Donald M. ANDERSON1, Evangeline FACHON1, Robert S. PICKART2, Peigen LIN2, Alexis D. FISCHER1, Mindy L. RICHLEN1, Victoria UVA1, Michael BROSNAHAN1, Leah MCRAVEN2, Frank BAHR2, Kathi LEFEBVRE3, Jacqueline M. GREBMEIER4, Seth DANIELSON5, Yihua LYU6, Yuri FUKAI7

Evidence for massive and recurrent toxic blooms of Alexandrium catenella in the Alaskan Arctic

1 Biology Department, Woods Hole Oceanographic Institution, Woods Hole MA 02543, USA
2 Physical Oceanography Department, Woods Hole Oceanographic Institution, Woods Hole MA 02543, USA
3 Environmental and Fisheries Sciences Division, Northwest Fisheries Science Center, National Marine Fisheries Service, NOAA, 2725 Montlake Blvd. East, Seattle, WA 98112, USA
4 University of Maryland Center for Environmental Sciences, Chesapeake Biological Laboratory, Solomons, MD 20688, USA
5 College of Fisheries and Ocean Sciences, University of Alaska Fairbanks, Fairbanks AK 99775, USA,
6 South China Sea Environmental Monitoring Center, State Oceanic Administration, Guangzhou 510300, P.R. China
7 Graduate School of Environmental Science, Hokkaido University, North 10 West 5, Kita-ku, Sapporo, Hokkaido, 060-0810, Japan


Among the organisms that spread into and flourish in Arctic waters with rising temperatures and sea ice loss are toxic algae, a group of harmful algal bloom (HAB) species that produce potent biotoxins. Alexandrium catenella, a cyst-forming dinoflagellate that causes paralytic shellfish poisoning (PSP) throughout the world, has been observed in Alaskan waters for decades and is known to be transported into Arctic regions in waters transiting northward through Bering Strait, yet there is little recognition of this organism as a human health concern north of the Strait.

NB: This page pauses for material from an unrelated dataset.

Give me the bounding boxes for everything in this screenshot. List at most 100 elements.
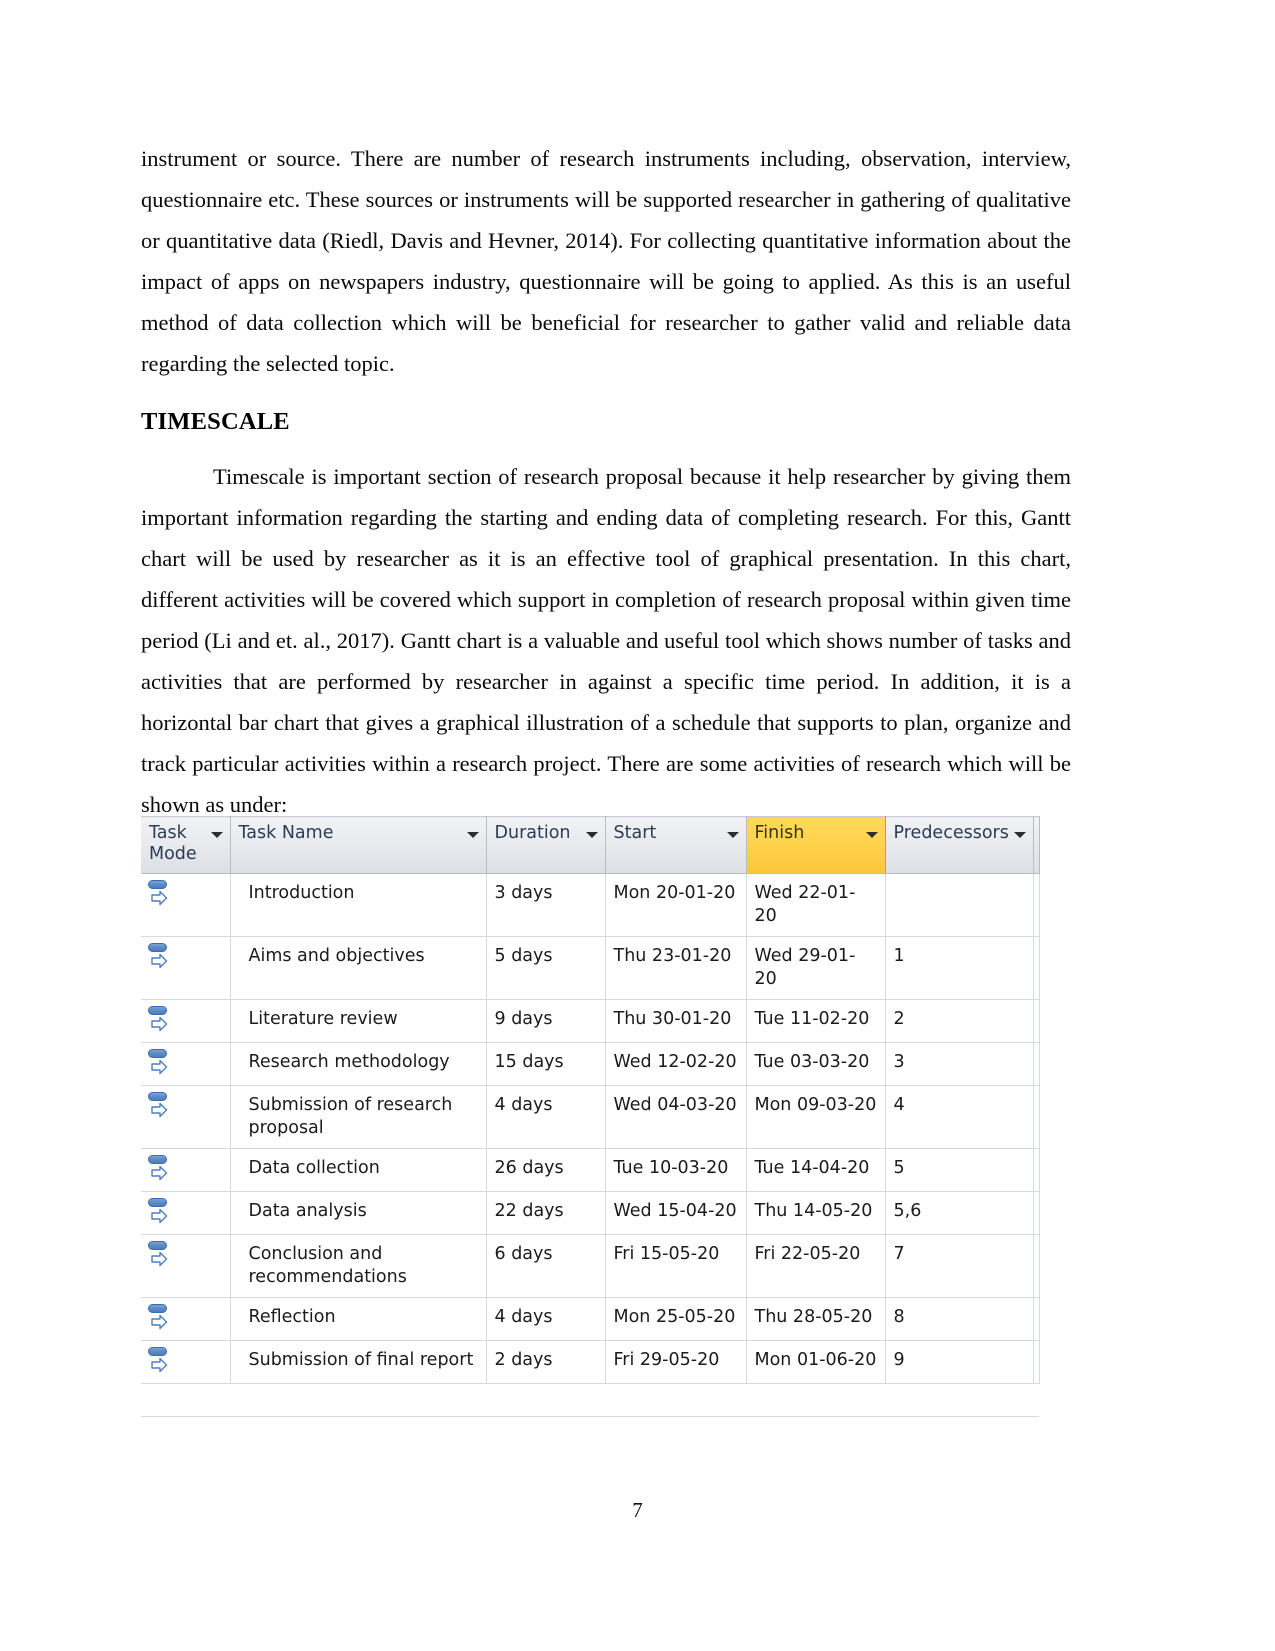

Here we describe an exceptionally large A. catenella benthic cyst bed and hydrographic conditions across the Chukchi Sea that support germination and development of recurrent, self-initiating, and self-seeding blooms. Two prominent cyst accumulation zones result from deposition promoted by weak circulation. Cyst concentrations are among the highest reported globally for this species and the cyst bed is at least 6X larger in area than any other. These extraordinary accumulations are attributed to repeated inputs from advected southern blooms and to localized cyst formation and deposition. Over the last two decades, warming has likely increased the magnitude of the germination flux two-fold and advanced the timing of cell inoculation into the euphotic zone by 20 days. Conditions are also now favorable for bloom development in surface waters. The region is poised to support annually recurrent A. catenella blooms that are unprecedented in scale, posing a significant and worrisome threat to public and ecosystem health in Alaskan Arctic communities where economies are subsistence based.